RankingMember 2 years ago

I'm completely out of the loop on the current state of Dropbox but from context clues I'm guessing it's been plowed under by enshittification?

cyanydeez 2 years ago

Not actually. The setting is essentially "allow OpenAI to look at your files (we promise they won't use them for anything, pinky swear)"

It's only the part in parenthesis that disturbs people. If I told you that you can now search your drop box via open AI's integration, you wouldn't really care.

Oh, the other caveat is that the default position of the switch that allows the integration is on in America and off in Europe, likely because, you know, American's dont seem to give a shit how nakedly anti-privacy their tech companys _can potentially be_.

aaronfitz 2 years ago

> It's only the part in parenthesis that disturbs people. If I told you that you can now search your drop box via open AI's integration, you wouldn't really care.

I would. I have had lawyers and real estate agents in the past who use Dropbox for sensitive and ID verification documents. I don't want that data going anywhere it wasn't explicitly sent to.

I can understand why some users might not care, but you can't generalize your own opinions/needs/requirements on the matter to everyone. That's the whole reason settings exist.

cyanydeez 2 years ago

I'm referring entirely to the kerfuffle. your inability to control your Dropbox isn't exactly dropboxs' responsibility.

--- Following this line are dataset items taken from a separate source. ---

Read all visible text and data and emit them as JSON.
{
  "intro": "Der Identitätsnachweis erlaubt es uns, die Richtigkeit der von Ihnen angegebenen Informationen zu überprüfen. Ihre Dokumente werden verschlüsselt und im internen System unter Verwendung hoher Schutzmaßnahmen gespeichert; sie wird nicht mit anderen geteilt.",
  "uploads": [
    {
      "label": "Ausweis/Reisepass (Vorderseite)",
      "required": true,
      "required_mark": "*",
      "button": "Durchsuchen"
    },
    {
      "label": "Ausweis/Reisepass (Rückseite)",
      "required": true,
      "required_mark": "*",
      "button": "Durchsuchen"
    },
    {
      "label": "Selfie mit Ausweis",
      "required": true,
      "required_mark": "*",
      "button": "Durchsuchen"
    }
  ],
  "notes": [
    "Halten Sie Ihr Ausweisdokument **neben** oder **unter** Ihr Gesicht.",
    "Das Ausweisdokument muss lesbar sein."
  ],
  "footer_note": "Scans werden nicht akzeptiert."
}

that's not an opinion. this entire switch thing is basically a standard 3rd party API. if you don't like the optin nature, the trouble is between you and your government.

rkagerer 2 years ago

If I told you that you can now search your drop box via open AI's integration, you wouldn't really care

I most certainly would care. I don't know how many times I need to say it: No thank you.

MiddleEndian 2 years ago

>It's only the part in parenthesis that disturbs people. If I told you that you can now search your drop box via open AI's integration, you wouldn't really care.

I wouldn't be into this at all. Dropbox serves as one form of backing up my files and a shared environment for multiple computers. I don't want it to do anything proactive beyond that.

latexr 2 years ago

> If I told you that you can now search your drop box via open AI's integration, you wouldn't really care.

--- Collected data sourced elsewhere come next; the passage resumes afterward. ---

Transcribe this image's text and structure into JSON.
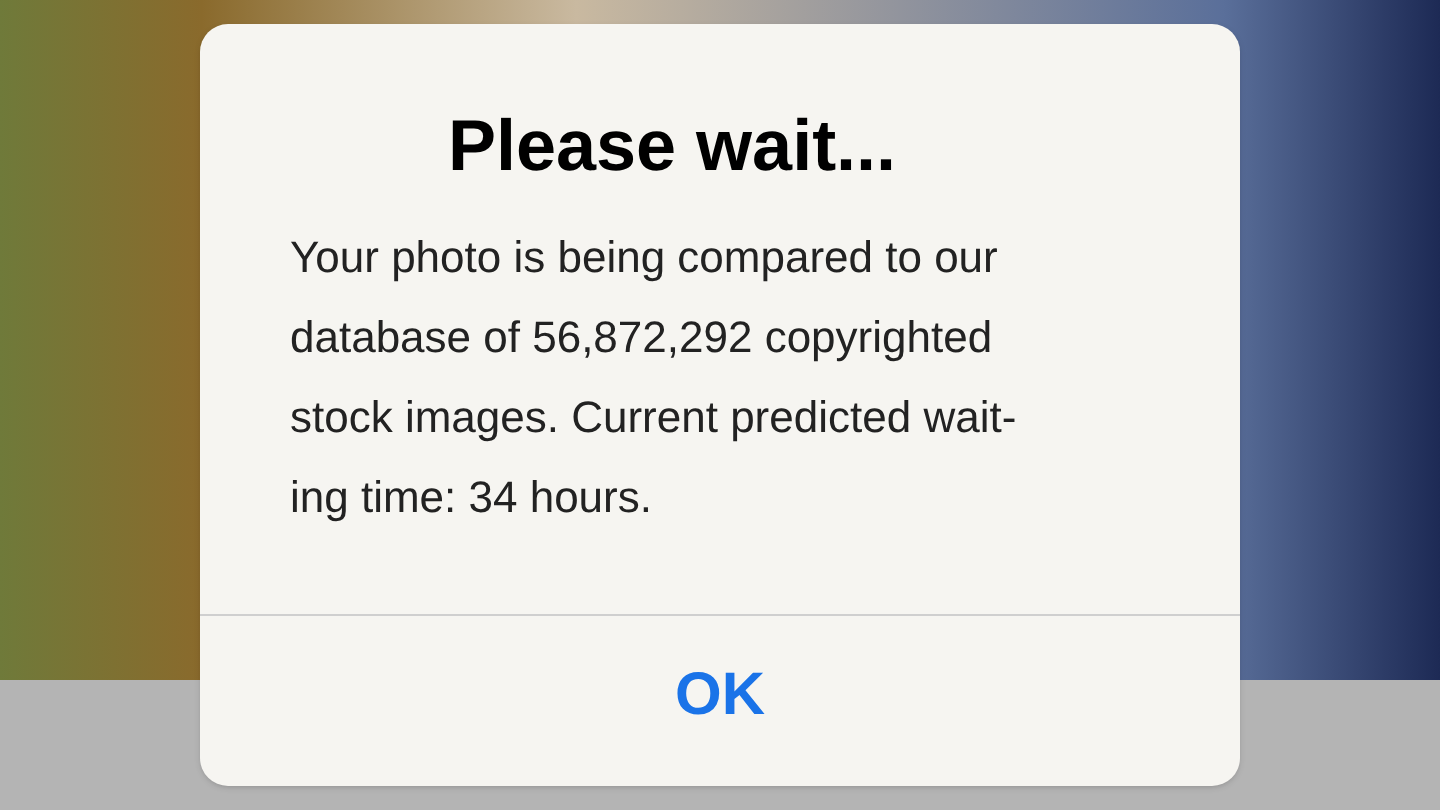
{
  "alert": {
    "title": "Please wait...",
    "message": "Your photo is being compared to our\ndatabase of 56,872,292 copyrighted\nstock images. Current predicted wait-\ning time: 34 hours.",
    "buttons": [
      "OK"
    ]
  }
}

I definitely would. I don’t trust OpenAI with any kind of even remotely personal information and don’t want them anywhere near my files. Not that I’m surprised Dropbox would do such a thing.

x-yl 2 years ago

Huh?

> What information is shared with third-party partners?

> Your files within Dropbox are sent to a third-party AI only when you chose to interact with AI powered features. For example, when you ask a question about a file.

[0]: https://help.dropbox.com/view-edit/privacy-settings-dropbox-...

jgalt212 2 years ago

If the money men spent any real amount of time with an LLM, they would not be pressuring every enterprise under the sun to find a use case.

coldtea 2 years ago

Why would they care for it's effectiveness?

The money men care that it's in vogue, and sends a signal to prop up the stocks / make the company seem "innovative".

rchaud 2 years ago

Money men sell a vision to execs holding purse strings. Spending time with the technology would only hurt the pitch.

2 years ago

ChrisArchitect 2 years ago

Tell HN:

darreninthenet 2 years ago

Anyone figured out how we see the hidden setting?